Great science communication is really hard to get right, and #upgoerfive seems like a great way to get people thinking and talking about how they might do it better. But no single, all-encompassing rule is going to be the answer to everything – especially not if we refuse to bend it a little when common sense tells us we should.


Mostly for the sake of completion (I’m not a scientist), here’s an #upgoerfive-valid description of my job (created with the help of the text editor):

People work at their jobs most of their lives, to get money to buy things, like a house and food, and also fun stuff like games and books. When you stop working because you get too old, you’ll still need food and fun things, but you won’t have this money from your job any more.

You might have a family who can help look after you, but your family might not have enough money themselves to make sure you have enough food and can stay safe and happy. Or you might not have a family who can help you anyway.

If things were good for you, then when you were working you got more money than you needed to spend, and kept some of it to spend later when you got old and didn’t have a job any more. But you might also have made a deal, with the people you worked for, to put some money in a sort of money-box.

The way this money-box works is, you agree to put some money in there each month, out of the money you would get for doing your job. But you can’t just take it out of the box when you like – you have to agree to leave it in the box until you get old and aren’t going to work at your job any more.

So far it sounds the same as any other money-box you might put money into, only not as good because you can’t take the money out when you like. But there are some more good things about it that make people want to use these money-boxes. One good thing is that the people who give you a job put some money into the money-box too, for you to have later. Another is that the people who control the bit of land you live on won’t take away a little piece of the money when you put it in the box, the way they do with the other money you get from your job.

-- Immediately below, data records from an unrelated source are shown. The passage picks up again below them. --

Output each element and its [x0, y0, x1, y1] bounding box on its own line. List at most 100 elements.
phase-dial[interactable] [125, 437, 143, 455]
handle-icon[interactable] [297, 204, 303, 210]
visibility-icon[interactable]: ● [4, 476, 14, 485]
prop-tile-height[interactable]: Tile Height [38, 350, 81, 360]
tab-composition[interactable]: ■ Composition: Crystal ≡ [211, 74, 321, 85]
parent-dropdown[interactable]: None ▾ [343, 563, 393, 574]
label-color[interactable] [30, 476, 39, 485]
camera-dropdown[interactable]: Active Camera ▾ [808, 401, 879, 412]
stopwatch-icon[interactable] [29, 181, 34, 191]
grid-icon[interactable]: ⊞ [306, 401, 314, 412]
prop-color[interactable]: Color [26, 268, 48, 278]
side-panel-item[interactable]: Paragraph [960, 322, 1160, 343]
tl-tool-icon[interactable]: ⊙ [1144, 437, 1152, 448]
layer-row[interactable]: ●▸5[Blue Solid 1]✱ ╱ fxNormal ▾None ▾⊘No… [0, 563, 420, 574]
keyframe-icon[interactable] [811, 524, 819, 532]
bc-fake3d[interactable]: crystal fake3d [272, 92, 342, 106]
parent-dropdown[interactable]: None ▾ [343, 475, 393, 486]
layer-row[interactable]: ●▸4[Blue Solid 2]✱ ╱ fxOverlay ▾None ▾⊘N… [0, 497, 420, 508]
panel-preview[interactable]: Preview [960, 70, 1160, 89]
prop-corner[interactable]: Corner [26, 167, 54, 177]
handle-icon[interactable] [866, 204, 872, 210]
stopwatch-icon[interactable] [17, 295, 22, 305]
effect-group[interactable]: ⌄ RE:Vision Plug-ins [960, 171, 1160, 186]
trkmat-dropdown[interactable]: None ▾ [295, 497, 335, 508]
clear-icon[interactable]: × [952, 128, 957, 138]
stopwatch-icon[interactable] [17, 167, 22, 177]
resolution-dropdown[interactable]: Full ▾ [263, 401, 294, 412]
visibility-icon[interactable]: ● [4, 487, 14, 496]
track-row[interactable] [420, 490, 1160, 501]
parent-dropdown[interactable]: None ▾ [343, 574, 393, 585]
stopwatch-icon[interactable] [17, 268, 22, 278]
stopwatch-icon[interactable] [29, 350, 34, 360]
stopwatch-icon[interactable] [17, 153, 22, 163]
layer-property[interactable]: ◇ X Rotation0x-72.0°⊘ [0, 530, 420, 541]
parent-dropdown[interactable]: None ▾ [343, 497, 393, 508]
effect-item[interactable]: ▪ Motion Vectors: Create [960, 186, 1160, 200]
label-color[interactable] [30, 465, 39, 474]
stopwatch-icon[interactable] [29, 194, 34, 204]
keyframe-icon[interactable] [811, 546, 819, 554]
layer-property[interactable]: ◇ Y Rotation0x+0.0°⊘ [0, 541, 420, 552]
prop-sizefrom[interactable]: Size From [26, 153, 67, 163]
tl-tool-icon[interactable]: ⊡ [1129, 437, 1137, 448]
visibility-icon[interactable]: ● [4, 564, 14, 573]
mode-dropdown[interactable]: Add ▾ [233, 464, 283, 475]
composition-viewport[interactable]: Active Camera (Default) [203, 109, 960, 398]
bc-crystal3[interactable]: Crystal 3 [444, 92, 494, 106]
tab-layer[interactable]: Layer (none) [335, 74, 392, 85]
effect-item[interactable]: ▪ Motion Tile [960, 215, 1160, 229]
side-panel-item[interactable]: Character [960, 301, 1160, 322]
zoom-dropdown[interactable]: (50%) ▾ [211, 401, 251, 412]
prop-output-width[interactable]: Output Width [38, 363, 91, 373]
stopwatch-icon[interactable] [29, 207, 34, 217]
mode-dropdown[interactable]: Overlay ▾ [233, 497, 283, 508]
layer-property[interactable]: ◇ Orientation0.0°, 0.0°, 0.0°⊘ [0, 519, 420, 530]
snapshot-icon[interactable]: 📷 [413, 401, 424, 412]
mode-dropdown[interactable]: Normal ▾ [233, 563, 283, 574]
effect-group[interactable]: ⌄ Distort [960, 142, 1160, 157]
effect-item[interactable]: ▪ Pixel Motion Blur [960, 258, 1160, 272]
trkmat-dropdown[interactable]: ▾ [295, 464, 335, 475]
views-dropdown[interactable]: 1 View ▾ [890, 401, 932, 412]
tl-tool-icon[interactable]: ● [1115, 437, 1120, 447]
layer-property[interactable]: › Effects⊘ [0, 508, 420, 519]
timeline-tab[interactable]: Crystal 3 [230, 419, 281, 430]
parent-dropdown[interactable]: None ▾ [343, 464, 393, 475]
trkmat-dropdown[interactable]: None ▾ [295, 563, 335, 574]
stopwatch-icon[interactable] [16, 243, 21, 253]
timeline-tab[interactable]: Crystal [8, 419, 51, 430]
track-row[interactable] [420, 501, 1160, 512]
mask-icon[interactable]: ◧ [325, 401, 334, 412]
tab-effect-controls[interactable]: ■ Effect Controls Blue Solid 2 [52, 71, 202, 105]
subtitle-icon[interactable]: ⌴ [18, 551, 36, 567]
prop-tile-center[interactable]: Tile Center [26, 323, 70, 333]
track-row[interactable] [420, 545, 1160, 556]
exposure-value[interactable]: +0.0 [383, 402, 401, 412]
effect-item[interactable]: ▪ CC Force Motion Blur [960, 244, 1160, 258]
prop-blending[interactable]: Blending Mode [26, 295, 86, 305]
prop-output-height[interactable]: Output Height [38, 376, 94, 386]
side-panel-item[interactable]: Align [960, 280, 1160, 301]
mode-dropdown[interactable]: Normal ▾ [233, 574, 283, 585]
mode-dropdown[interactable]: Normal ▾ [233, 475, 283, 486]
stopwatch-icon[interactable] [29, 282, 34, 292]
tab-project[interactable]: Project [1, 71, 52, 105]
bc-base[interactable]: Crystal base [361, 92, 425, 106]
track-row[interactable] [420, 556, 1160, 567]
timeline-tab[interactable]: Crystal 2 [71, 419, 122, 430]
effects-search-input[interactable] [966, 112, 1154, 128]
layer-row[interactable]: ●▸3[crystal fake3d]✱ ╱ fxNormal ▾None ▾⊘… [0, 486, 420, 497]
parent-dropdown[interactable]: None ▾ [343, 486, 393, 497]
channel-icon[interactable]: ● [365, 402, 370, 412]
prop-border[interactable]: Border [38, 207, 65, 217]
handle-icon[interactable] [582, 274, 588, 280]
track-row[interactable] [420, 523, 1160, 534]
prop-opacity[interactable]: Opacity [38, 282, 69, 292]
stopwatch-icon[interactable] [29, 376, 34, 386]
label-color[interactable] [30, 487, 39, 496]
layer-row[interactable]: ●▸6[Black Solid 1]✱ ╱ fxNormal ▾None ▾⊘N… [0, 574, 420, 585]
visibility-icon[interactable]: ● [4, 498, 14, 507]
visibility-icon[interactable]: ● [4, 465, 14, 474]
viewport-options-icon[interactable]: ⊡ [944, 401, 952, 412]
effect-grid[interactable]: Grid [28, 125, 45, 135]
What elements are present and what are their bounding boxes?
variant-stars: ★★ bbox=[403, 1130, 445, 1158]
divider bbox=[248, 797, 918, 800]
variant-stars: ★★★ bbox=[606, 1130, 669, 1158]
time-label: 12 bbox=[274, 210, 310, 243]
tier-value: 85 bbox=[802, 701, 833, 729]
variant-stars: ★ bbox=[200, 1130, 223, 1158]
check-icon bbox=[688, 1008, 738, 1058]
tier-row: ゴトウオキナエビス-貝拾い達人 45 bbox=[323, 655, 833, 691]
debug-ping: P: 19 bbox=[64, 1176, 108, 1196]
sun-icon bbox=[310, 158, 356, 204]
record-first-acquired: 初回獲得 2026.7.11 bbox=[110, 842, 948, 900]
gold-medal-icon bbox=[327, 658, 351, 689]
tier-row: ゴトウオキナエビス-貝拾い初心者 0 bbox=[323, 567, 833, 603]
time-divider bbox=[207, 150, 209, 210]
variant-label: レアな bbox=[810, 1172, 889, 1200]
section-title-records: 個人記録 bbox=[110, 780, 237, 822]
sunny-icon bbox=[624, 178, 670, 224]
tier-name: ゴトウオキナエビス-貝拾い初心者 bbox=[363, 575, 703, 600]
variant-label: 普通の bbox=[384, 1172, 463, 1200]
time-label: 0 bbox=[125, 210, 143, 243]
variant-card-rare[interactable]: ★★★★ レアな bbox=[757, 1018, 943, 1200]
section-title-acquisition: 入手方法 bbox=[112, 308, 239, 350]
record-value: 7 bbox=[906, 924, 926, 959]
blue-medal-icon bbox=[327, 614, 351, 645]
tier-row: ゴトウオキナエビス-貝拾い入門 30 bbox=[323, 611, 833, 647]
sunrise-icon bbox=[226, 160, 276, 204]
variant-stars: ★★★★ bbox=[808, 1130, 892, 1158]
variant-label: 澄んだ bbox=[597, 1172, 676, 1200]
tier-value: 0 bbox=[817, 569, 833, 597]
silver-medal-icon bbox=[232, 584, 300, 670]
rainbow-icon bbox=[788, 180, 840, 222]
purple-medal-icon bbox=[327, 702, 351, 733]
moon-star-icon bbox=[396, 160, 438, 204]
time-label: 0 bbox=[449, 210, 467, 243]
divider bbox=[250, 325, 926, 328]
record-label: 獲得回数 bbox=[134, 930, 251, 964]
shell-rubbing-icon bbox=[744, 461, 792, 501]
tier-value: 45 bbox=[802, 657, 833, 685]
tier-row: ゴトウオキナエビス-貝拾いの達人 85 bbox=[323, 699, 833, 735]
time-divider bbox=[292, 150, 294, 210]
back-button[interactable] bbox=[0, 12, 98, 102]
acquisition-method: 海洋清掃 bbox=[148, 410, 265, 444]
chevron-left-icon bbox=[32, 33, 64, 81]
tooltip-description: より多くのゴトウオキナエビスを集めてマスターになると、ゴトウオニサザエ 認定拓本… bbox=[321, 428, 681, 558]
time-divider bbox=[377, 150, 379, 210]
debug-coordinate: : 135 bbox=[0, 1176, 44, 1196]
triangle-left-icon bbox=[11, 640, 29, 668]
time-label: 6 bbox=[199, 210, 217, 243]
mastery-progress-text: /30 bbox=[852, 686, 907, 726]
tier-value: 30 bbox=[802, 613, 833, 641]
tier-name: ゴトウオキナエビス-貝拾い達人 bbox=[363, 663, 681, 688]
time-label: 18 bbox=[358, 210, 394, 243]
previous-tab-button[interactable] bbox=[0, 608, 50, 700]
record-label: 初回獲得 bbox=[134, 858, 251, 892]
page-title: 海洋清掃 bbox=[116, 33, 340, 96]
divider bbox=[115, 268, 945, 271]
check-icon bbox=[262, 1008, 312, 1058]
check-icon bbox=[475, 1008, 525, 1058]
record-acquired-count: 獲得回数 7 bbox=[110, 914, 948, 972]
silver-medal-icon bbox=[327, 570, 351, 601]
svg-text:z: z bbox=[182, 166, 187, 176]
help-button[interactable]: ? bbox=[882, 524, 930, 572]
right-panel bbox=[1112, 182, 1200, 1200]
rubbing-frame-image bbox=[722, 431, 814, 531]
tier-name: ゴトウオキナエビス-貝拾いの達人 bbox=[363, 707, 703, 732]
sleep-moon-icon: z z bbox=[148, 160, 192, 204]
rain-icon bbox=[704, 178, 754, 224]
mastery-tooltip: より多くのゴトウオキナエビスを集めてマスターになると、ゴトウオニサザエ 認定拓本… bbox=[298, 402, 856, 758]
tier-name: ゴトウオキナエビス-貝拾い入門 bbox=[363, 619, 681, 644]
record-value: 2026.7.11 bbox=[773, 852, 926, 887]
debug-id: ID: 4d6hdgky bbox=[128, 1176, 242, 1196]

This money-box is also different because of what happens when you open it when you get old. You don’t just get to take all the money out and spend it, but you can use it to get someone else to pay you a small bit of money, every so often, for the rest of your life. A big group of people will take the money-box and then pay you as if you still had a job (though it will probably be quite a bit less than you were paid when you did have a job.)

People often have lots of questions about how much money is in their money-box, and how much money that means they will get every month when they’re old. They also might have another money-box somewhere else, and maybe another and another, and they want to put all their money from all their boxes into one money-box, to make things easy. They ask me things like this and I write them letters with answers which will help them (if I am good at my job). They also might decide that they have got old enough to open their money-box sooner or later than other people usually do, and I can help them do that.

There are lots of other things about the money-boxes too, because there is a very big set of things you are and aren’t allowed to do, set down by the people who control the bit of land we live on, and this set of things keeps changing and making things hard to understand easily. These other things probably aren’t that interesting and I’ve done lots of talking already so I’ll stop now.

(Can you feel how badly I wanted to just call it a pension? It would’ve made things much easier.)